Lastly, this article looks at the anti-gun argument from the social psychological perspective. It is very controversial, and will likely offend some of you. Obviously this is a social assessment and won&#8217;t apply to every individual who is in favor of some gun control; though I am sure in people&#8217;s defensiveness they will get wrapped up in this anyway. But I think it is a good read, and an accurate general assessment: http://www.vcdl.org/new/raging.htm

Regardless of your opinions, I hope you enjoy the articles as much as I did.


----------



## Steve (Jan 24, 2011)

I'll just say one quick thing before letting you have your fun.  It's clearly an emotionally charged issue for you, and that this bothered you a lot.  For my part, I apologize.  You've obviously spent some time putting this post together, so I hope you get whatever it is you're looking for from it.


----------



## Cruentus (Jan 24, 2011)

Steve,

Thanks for the reply. It is emotionally charged for me in that I strongly believe in individual rights, and particularly the 2nd amendment, and from my perspective I see more of our rights in general eroding. This is emotional and frustrating. I admit this, and by doing so I try my best to not let these emotions cloud my reasoning.

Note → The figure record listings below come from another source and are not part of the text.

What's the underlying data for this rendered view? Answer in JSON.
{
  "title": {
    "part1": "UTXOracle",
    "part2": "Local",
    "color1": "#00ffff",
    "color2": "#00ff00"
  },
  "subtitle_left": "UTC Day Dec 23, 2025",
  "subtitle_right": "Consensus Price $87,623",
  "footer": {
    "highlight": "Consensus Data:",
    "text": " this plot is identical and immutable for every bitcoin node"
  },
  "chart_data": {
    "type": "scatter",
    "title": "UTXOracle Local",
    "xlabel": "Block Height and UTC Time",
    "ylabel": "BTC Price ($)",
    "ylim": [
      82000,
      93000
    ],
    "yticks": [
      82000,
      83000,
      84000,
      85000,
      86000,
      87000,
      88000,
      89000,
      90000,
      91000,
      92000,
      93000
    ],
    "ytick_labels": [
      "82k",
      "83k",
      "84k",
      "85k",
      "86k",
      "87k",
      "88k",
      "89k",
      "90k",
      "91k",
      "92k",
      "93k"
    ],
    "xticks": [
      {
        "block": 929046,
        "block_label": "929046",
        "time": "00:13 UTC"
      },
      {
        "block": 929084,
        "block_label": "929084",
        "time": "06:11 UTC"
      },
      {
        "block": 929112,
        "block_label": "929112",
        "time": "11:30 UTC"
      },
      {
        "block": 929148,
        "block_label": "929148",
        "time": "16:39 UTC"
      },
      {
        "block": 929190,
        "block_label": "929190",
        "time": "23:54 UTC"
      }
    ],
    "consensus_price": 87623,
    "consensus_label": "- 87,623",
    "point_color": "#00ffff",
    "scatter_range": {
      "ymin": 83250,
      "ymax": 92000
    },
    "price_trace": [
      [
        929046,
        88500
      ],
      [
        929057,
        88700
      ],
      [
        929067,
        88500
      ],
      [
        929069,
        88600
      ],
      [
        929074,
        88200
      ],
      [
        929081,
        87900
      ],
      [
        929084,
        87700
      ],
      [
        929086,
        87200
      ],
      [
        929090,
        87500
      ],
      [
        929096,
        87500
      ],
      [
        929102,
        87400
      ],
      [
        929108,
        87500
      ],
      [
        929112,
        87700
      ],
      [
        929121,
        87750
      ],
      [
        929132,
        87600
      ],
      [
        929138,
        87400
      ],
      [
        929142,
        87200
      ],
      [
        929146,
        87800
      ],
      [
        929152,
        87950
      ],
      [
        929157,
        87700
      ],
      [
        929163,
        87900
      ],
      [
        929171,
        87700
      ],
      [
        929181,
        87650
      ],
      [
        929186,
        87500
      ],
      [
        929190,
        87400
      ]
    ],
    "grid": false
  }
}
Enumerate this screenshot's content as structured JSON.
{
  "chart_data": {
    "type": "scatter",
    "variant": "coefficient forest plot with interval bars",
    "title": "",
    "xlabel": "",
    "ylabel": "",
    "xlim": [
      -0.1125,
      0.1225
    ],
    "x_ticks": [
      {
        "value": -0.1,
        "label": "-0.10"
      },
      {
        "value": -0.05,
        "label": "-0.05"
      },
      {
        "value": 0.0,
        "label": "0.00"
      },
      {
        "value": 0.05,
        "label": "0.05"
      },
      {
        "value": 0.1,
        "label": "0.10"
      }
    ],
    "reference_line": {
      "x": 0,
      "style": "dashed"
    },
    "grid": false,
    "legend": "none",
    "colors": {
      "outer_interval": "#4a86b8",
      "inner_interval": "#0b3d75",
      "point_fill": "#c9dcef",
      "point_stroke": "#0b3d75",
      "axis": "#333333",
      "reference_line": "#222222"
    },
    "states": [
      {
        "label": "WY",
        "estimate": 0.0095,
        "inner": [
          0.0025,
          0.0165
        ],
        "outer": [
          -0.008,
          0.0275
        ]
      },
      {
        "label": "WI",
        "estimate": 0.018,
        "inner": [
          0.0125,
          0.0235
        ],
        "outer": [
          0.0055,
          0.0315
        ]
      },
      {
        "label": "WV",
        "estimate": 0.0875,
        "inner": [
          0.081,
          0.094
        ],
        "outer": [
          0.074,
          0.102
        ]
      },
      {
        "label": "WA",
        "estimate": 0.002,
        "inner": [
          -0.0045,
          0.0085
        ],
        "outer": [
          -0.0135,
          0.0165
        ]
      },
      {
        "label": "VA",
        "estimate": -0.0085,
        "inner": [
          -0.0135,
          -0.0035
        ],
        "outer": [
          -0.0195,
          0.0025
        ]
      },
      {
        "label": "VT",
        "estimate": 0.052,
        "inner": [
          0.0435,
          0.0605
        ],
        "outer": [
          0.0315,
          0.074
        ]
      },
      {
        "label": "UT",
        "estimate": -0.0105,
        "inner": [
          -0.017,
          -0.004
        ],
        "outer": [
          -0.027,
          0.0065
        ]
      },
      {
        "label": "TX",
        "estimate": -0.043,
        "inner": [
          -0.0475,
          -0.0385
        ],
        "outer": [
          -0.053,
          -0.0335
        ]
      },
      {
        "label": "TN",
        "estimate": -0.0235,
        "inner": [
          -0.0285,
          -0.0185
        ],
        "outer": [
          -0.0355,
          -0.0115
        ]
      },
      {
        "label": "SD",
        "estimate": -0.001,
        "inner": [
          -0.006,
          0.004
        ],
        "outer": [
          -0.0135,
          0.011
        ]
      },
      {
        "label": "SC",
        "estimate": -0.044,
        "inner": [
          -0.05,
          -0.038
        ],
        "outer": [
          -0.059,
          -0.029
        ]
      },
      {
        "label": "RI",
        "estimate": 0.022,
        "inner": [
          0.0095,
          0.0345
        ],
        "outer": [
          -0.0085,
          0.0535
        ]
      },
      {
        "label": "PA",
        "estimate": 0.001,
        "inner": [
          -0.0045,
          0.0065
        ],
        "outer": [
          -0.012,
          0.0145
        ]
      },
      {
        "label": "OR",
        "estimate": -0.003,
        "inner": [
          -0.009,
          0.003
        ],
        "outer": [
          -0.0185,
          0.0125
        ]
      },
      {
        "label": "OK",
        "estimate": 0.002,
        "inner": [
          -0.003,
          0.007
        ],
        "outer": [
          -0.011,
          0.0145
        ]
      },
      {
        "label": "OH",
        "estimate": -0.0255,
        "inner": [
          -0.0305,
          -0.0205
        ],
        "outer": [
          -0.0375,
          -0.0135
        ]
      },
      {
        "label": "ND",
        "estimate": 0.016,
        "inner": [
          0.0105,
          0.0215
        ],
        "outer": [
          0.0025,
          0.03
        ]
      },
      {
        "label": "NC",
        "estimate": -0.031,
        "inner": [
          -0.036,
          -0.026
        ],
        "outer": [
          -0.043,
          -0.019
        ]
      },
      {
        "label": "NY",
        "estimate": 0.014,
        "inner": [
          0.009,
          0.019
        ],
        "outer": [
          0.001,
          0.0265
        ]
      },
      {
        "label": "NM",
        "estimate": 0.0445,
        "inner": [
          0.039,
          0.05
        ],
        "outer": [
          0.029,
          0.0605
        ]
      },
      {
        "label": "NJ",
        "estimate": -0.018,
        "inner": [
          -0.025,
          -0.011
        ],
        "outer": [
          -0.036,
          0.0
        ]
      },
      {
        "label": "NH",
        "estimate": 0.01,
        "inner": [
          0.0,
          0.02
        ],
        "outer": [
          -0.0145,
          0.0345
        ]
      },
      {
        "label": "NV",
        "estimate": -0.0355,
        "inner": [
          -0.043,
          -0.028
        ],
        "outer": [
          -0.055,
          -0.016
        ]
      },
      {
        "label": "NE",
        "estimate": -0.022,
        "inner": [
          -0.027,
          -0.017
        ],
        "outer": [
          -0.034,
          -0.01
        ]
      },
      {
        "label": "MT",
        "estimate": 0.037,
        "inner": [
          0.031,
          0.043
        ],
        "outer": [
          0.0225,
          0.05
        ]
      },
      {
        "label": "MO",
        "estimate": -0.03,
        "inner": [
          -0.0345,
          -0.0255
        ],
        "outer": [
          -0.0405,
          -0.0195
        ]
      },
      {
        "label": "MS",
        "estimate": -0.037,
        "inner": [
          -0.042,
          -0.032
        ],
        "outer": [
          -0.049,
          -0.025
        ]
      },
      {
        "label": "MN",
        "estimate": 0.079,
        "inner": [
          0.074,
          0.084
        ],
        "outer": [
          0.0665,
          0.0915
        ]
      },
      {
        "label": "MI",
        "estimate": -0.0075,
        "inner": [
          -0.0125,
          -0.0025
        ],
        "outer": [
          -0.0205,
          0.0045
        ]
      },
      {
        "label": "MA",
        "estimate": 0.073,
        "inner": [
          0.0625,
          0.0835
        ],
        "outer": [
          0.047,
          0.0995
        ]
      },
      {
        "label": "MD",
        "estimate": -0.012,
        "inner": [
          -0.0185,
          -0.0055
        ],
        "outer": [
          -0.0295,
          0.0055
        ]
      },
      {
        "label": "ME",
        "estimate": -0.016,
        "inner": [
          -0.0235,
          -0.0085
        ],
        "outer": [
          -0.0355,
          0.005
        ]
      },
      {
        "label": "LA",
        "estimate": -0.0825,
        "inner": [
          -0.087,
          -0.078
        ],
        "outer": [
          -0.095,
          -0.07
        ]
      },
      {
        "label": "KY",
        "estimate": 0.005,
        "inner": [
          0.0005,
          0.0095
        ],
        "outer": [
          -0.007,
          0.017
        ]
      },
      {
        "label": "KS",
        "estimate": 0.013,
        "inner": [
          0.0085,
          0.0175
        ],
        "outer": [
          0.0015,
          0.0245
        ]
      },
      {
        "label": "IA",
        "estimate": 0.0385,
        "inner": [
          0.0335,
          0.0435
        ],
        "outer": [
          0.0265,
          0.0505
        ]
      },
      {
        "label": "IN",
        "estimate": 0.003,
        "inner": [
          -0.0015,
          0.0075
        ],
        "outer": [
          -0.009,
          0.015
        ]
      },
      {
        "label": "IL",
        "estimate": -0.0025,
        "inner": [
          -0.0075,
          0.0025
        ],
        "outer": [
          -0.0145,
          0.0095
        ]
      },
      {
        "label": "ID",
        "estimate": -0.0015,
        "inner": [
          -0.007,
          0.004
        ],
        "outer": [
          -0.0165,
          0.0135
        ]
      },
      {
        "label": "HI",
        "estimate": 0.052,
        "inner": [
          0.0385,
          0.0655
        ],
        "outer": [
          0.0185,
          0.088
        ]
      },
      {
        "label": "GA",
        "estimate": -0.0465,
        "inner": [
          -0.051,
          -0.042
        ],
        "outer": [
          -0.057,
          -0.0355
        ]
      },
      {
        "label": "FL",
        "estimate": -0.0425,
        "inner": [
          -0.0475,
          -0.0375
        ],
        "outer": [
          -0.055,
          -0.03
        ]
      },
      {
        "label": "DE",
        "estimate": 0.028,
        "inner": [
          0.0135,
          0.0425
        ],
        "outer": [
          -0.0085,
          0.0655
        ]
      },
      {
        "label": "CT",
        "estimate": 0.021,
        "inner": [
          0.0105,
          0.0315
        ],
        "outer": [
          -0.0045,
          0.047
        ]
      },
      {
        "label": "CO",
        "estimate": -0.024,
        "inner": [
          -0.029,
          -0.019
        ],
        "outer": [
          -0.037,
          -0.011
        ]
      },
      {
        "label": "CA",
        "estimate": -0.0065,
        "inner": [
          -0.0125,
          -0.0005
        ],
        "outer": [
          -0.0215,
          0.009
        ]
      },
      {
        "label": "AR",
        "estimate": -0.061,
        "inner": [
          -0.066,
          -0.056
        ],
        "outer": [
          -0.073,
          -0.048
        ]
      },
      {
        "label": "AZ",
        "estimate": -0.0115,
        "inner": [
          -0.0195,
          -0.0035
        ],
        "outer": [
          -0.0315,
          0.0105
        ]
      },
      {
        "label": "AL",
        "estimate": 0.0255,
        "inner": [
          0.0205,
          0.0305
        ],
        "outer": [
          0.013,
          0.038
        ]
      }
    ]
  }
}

It is also emotionally charged (for me and for others) when we see the issue as so important and worth doing research on, but others who will freely and strongly put forth their convictions don't give the issue the time or attention. This can also be very annoying.

It also sucks that such an important issue often degrades into unproductiveness more often then not.

Anyway, my interest is only in providing something of value to the discussion, and to get people to think about their biases and convictions and to not be afraid to challange them. We all have biases and convictions; I just think it is important to be willing to recognize this, challenge them, and look at all evidence with an open mind in favor of seeking truth.

And thanks for your apology; I also apologize if I came off the wrong way in the last thread. I think we probably agree more then we disagree, and that on forums its really easy to get off on the wrong foot with someone. Furthermore, please don't take this thread as a personal attack on you (if I was really mad at you personally, you'd get a PM). I used the last thread as an example because that is what stemmed this tangent, and though we butted heads there the above isn't all in reference to you or me pointing the finger at you personally. I am really just speaking to a general problem and opening it up for discussion.

Take Care...


----------